La Maison Forestière, avec ses pièces en bois
qu'on assemblait grâce à un système de tenons
et mortaises, permettait l'édification d'imposants chalets
pour peu qu'on en ait plusieurs boîtes. Quant aux Pierres
Magiques, dont on pouvait combiner les pièces de divers
modèles, elles offraient de multiples possibilités,
rien d'aussi élaboré néanmoins que les
actuels Lego dont elles ont été le précurseur.
Mes jeux de société étaient
ceux de tout le monde, jeux de cartes, bataille qui durait des
heures (on n'en voyait jamais le bout), sept familles, pouilleux
qui provoquait rires et éclats de voix, mikado, jeu de
l'oie, petits chevaux, dominos et dames. Mon grand-père,
mon principal partenaire aux dames me laissait gagner au début,
mais plus grande, je le battais à plate couture, sans
artifice. Nous jouions chez lui, dans la seule chambre chauffée
de l'étage, devant une fenêtre qui donnait sur
la rue.
Je me suis longtemps divertie avec un système de "questions-réponses"
électrique. Sur un support, on posait une carte percée
de trous, l'objectif étant d'associer convenablement
questions et réponses à l'aide de fiches reliées
à une pile, ce qui provoquait, à chaque réussite,
l'allumage d'une ampoule de lampe de poche. Les sujets portaient
sur la géographie, les fuseaux horaires, l'histoire et
je ne sais plus quoi... Cela m'intéressait beaucoup,
seulement très vite, j'avais repéré les
trous qui se correspondaient et forcément, la lumière
s'allumait à chaque fois, y compris pour les cartes les
plus difficiles. En effet, elle étaient toutes conçues
à partir du même gabarit.
Il est certain que j'avais d'autres passe-temps
que ceux-là, effacés de ma mémoire par
le temps, en revanche je n'ai pas oublié les activités
que je pratiquais à l'extérieur.
Les billes, d'abord... J'en avais une belle quantité,
billes de plâtre, agates en verre, gros boulets. Je jouais
avec les garçons, mais jamais pour de vrai ; à
la fin, chacun récupérait ses billes. Qui m'en
avait donné le goût ? Peut-être Denis, un
garçonnet un peu plus âgé que moi qui était
en nourrice chez nous quand j'étais vraiment petite.

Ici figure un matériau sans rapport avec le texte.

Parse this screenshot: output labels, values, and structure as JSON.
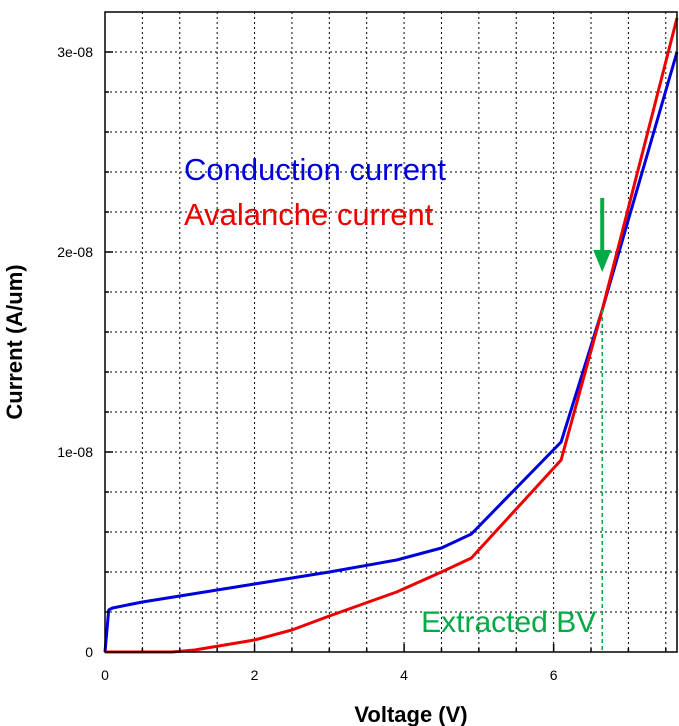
{
  "chart_data": {
    "type": "line",
    "xlabel": "Voltage (V)",
    "ylabel": "Current (A/um)",
    "xlim": [
      0,
      7.65
    ],
    "ylim": [
      0,
      3.2e-08
    ],
    "grid": true,
    "x_ticks": [
      {
        "value": 0,
        "label": "0"
      },
      {
        "value": 2,
        "label": "2"
      },
      {
        "value": 4,
        "label": "4"
      },
      {
        "value": 6,
        "label": "6"
      }
    ],
    "y_ticks": [
      {
        "value": 0,
        "label": "0"
      },
      {
        "value": 1e-08,
        "label": "1e-08"
      },
      {
        "value": 2e-08,
        "label": "2e-08"
      },
      {
        "value": 3e-08,
        "label": "3e-08"
      }
    ],
    "series": [
      {
        "name": "Conduction current",
        "color": "#0000dd",
        "x": [
          0,
          0.05,
          0.1,
          0.5,
          1.0,
          2.0,
          3.0,
          3.9,
          4.5,
          4.9,
          6.1,
          6.65,
          7.65
        ],
        "y": [
          0,
          2.1e-09,
          2.2e-09,
          2.5e-09,
          2.8e-09,
          3.4e-09,
          4e-09,
          4.6e-09,
          5.2e-09,
          5.9e-09,
          1.05e-08,
          1.71e-08,
          3e-08
        ]
      },
      {
        "name": "Avalanche current",
        "color": "#ee0000",
        "x": [
          0,
          0.5,
          0.9,
          1.2,
          2.0,
          2.5,
          3.0,
          3.9,
          4.5,
          4.9,
          6.1,
          6.65,
          7.65
        ],
        "y": [
          0,
          0,
          0,
          1e-10,
          6e-10,
          1.1e-09,
          1.8e-09,
          3e-09,
          4e-09,
          4.7e-09,
          9.6e-09,
          1.71e-08,
          3.17e-08
        ]
      }
    ],
    "annotation": {
      "text": "Extracted BV",
      "x": 6.65,
      "color": "#00aa44"
    }
  }
}
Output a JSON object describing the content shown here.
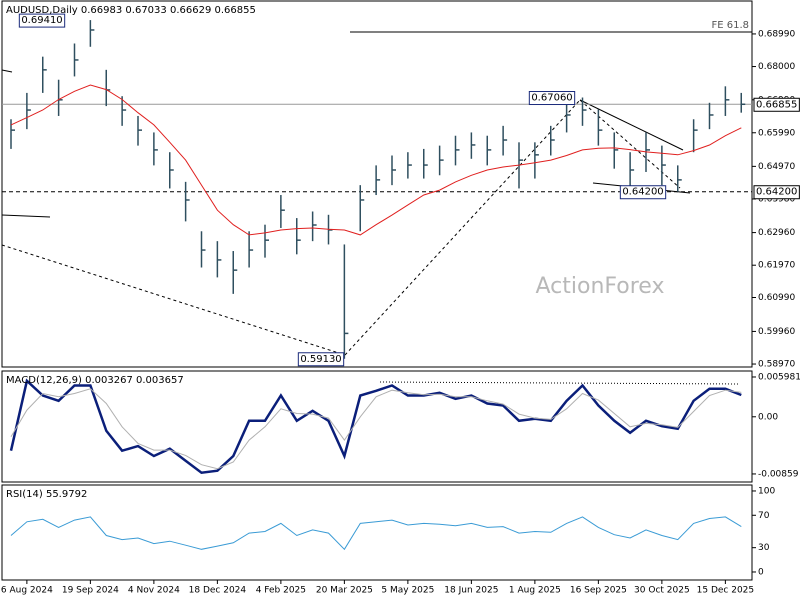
{
  "chart_data": [
    {
      "type": "hlc",
      "title": "AUDUSD,Daily  0.66983 0.67033 0.66629 0.66855",
      "color": "#2f4f5f",
      "high": [
        0.664,
        0.672,
        0.683,
        0.676,
        0.687,
        0.6941,
        0.679,
        0.671,
        0.665,
        0.66,
        0.654,
        0.645,
        0.63,
        0.627,
        0.624,
        0.63,
        0.632,
        0.641,
        0.634,
        0.636,
        0.635,
        0.626,
        0.644,
        0.65,
        0.653,
        0.654,
        0.655,
        0.656,
        0.659,
        0.66,
        0.659,
        0.662,
        0.657,
        0.657,
        0.662,
        0.669,
        0.6706,
        0.667,
        0.66,
        0.654,
        0.66,
        0.656,
        0.65,
        0.664,
        0.669,
        0.674,
        0.672
      ],
      "low": [
        0.655,
        0.661,
        0.672,
        0.665,
        0.677,
        0.686,
        0.668,
        0.662,
        0.656,
        0.65,
        0.643,
        0.633,
        0.619,
        0.616,
        0.611,
        0.619,
        0.622,
        0.631,
        0.623,
        0.627,
        0.626,
        0.5913,
        0.63,
        0.641,
        0.644,
        0.646,
        0.646,
        0.647,
        0.65,
        0.652,
        0.65,
        0.653,
        0.643,
        0.646,
        0.653,
        0.66,
        0.662,
        0.656,
        0.649,
        0.643,
        0.648,
        0.644,
        0.642,
        0.654,
        0.661,
        0.665,
        0.666
      ],
      "close": [
        0.6607,
        0.6668,
        0.679,
        0.6699,
        0.682,
        0.6911,
        0.6729,
        0.6668,
        0.6607,
        0.6547,
        0.6486,
        0.6395,
        0.6243,
        0.6213,
        0.6182,
        0.6243,
        0.6273,
        0.6364,
        0.6273,
        0.6319,
        0.6304,
        0.599,
        0.6395,
        0.6456,
        0.6486,
        0.6501,
        0.6501,
        0.6516,
        0.6547,
        0.6562,
        0.6547,
        0.6577,
        0.6516,
        0.6532,
        0.6577,
        0.6653,
        0.6668,
        0.6607,
        0.6547,
        0.6486,
        0.6547,
        0.6501,
        0.6456,
        0.6607,
        0.6653,
        0.6699,
        0.66855
      ],
      "overlays": [
        {
          "color": "#e0201f",
          "values": [
            0.6623,
            0.6645,
            0.6668,
            0.67,
            0.6725,
            0.6744,
            0.673,
            0.67,
            0.666,
            0.6623,
            0.657,
            0.6516,
            0.644,
            0.6364,
            0.632,
            0.6289,
            0.6295,
            0.6304,
            0.6308,
            0.631,
            0.6306,
            0.6304,
            0.6289,
            0.632,
            0.6349,
            0.638,
            0.641,
            0.6425,
            0.645,
            0.647,
            0.6486,
            0.6495,
            0.6501,
            0.6508,
            0.6516,
            0.653,
            0.6547,
            0.6552,
            0.6553,
            0.6548,
            0.6541,
            0.6537,
            0.6532,
            0.6545,
            0.6562,
            0.659,
            0.6614
          ]
        }
      ],
      "ylim": [
        0.5888,
        0.7002
      ],
      "yticks": [
        {
          "value": 0.6899,
          "label": "0.68990"
        },
        {
          "value": 0.68,
          "label": "0.68000"
        },
        {
          "value": 0.6699,
          "label": "0.66990"
        },
        {
          "value": 0.6599,
          "label": "0.65990"
        },
        {
          "value": 0.6497,
          "label": "0.64970"
        },
        {
          "value": 0.6398,
          "label": "0.63980"
        },
        {
          "value": 0.6296,
          "label": "0.62960"
        },
        {
          "value": 0.6197,
          "label": "0.61970"
        },
        {
          "value": 0.6099,
          "label": "0.60990"
        },
        {
          "value": 0.5996,
          "label": "0.59960"
        },
        {
          "value": 0.5897,
          "label": "0.58970"
        }
      ],
      "levels": [
        {
          "value": 0.66855,
          "label": "0.66855",
          "style": "solid"
        },
        {
          "value": 0.642,
          "label": "0.64200",
          "style": "dashed"
        }
      ],
      "fe_line": {
        "value": 0.6905,
        "label": "FE 61.8"
      },
      "annotations": [
        {
          "value": 0.6941,
          "label": "0.69410"
        },
        {
          "value": 0.6706,
          "label": "0.67060"
        },
        {
          "value": 0.5913,
          "label": "0.59130"
        },
        {
          "value": 0.642,
          "label": "0.64200"
        }
      ],
      "watermark": "ActionForex"
    },
    {
      "type": "line",
      "title": "MACD(12,26,9) 0.003267 0.003657",
      "series": [
        {
          "color": "#0b1f7a",
          "values": [
            -0.0051,
            0.0054,
            0.0032,
            0.0024,
            0.0047,
            0.0047,
            -0.0021,
            -0.0051,
            -0.0044,
            -0.0059,
            -0.0048,
            -0.0066,
            -0.0084,
            -0.0081,
            -0.0059,
            -0.0006,
            -0.0006,
            0.0032,
            -0.0006,
            0.0009,
            -0.0006,
            -0.0059,
            0.0032,
            0.0039,
            0.0047,
            0.0032,
            0.0032,
            0.0036,
            0.0027,
            0.0032,
            0.002,
            0.0017,
            -0.0006,
            -0.0003,
            -0.0006,
            0.0024,
            0.0047,
            0.0017,
            -0.0006,
            -0.0024,
            -0.0006,
            -0.0014,
            -0.0018,
            0.0024,
            0.0042,
            0.0042,
            0.003267
          ]
        },
        {
          "color": "#b0b0b0",
          "values": [
            -0.003,
            0.001,
            0.0035,
            0.003,
            0.0035,
            0.0042,
            0.002,
            -0.0015,
            -0.004,
            -0.005,
            -0.005,
            -0.0058,
            -0.0072,
            -0.0078,
            -0.0068,
            -0.0035,
            -0.0015,
            0.0012,
            0.0005,
            0.0004,
            -0.0002,
            -0.0035,
            0.0,
            0.003,
            0.004,
            0.0036,
            0.0033,
            0.0034,
            0.003,
            0.003,
            0.0024,
            0.0019,
            0.0004,
            -0.0002,
            -0.0004,
            0.0012,
            0.0035,
            0.0025,
            0.0005,
            -0.0015,
            -0.001,
            -0.0012,
            -0.0016,
            0.0008,
            0.0032,
            0.004,
            0.003657
          ]
        }
      ],
      "ylim": [
        -0.0098,
        0.00703
      ],
      "yticks": [
        0.005981,
        {
          "value": 0,
          "label": "0.00"
        },
        -0.00859
      ]
    },
    {
      "type": "line",
      "title": "RSI(14) 55.9792",
      "series": [
        {
          "color": "#3a9bd5",
          "values": [
            45,
            62,
            65,
            55,
            64,
            68,
            45,
            40,
            42,
            35,
            38,
            33,
            28,
            32,
            36,
            48,
            50,
            60,
            45,
            52,
            48,
            28,
            60,
            62,
            64,
            58,
            60,
            59,
            57,
            60,
            55,
            56,
            48,
            50,
            49,
            60,
            68,
            55,
            46,
            42,
            52,
            45,
            40,
            60,
            66,
            68,
            55.9792
          ]
        }
      ],
      "ylim": [
        -9.9,
        108.6
      ],
      "yticks": [
        0,
        30,
        70,
        100
      ],
      "categories": [
        null,
        "6 Aug 2024",
        null,
        null,
        null,
        "19 Sep 2024",
        null,
        null,
        null,
        "4 Nov 2024",
        null,
        null,
        null,
        "18 Dec 2024",
        null,
        null,
        null,
        "4 Feb 2025",
        null,
        null,
        null,
        "20 Mar 2025",
        null,
        null,
        null,
        "5 May 2025",
        null,
        null,
        null,
        "18 Jun 2025",
        null,
        null,
        null,
        "1 Aug 2025",
        null,
        null,
        null,
        "16 Sep 2025",
        null,
        null,
        null,
        "30 Oct 2025",
        null,
        null,
        null,
        "15 Dec 2025",
        null
      ]
    }
  ]
}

C'était le fils de Raymond, un collègue de mon
père. Ce que j'en sais, vient sans doute davantage des
histoires entendues, que de la mémoire véritable.
Ma mère le trouvait turbulent et à plusieurs reprises,
il m'avait fait mal lors d'élans trop fougueux, si bien
qu'un jour elle a renoncé à le garder...
Si j'aimais taper dans un ballon, jongler avec trois balles
(à l'école toutes les filles savaient en rattraper
au moins deux), sauter à la corde, jouer à la
marelle, j'avais cependant une prédilection pour toutes
les sortes de jeux de raquettes, le plus élémentaire
d'entre eux, consistant à renvoyer inlassablement une
balle sur le mur avec une raquette en bois confectionnée
par mon père, tout en imaginant des histoires merveilleuses,
faute de quoi ce serait très vite devenu lassant. J'avais
aussi un Jokari, jouet composé d'une balle en caoutchouc
reliée à un socle par un élastique qui
permettait à la balle frappée par la raquette
de revenir vers moi. Je jouais seule ou avec ma soeur et pendant
les vacances, en famille. L'été, nous emmenions
également notre Badmington et nous faisions d'interminables
parties, les après-midis où nous restions au gîte
de vacances.
Quand j'ai eu mon premier vélo, c'était
magique... Une vraie bicyclette, avec des pneus fins et non
pas de gros pneus de bébé comme certains de mes
camarades. Le jardin, assez vaste, me permettant de circuler
autour de la maison, j'en profitais largement. Une fois libérée
des roues stabilisatrices à l'arrière, j'étais
vraiment fière de rouler sans tomber... Je m'essayais
à tenir le guidon d'une main puis à ne pas le
tenir du tout, bien que cela me fût interdit !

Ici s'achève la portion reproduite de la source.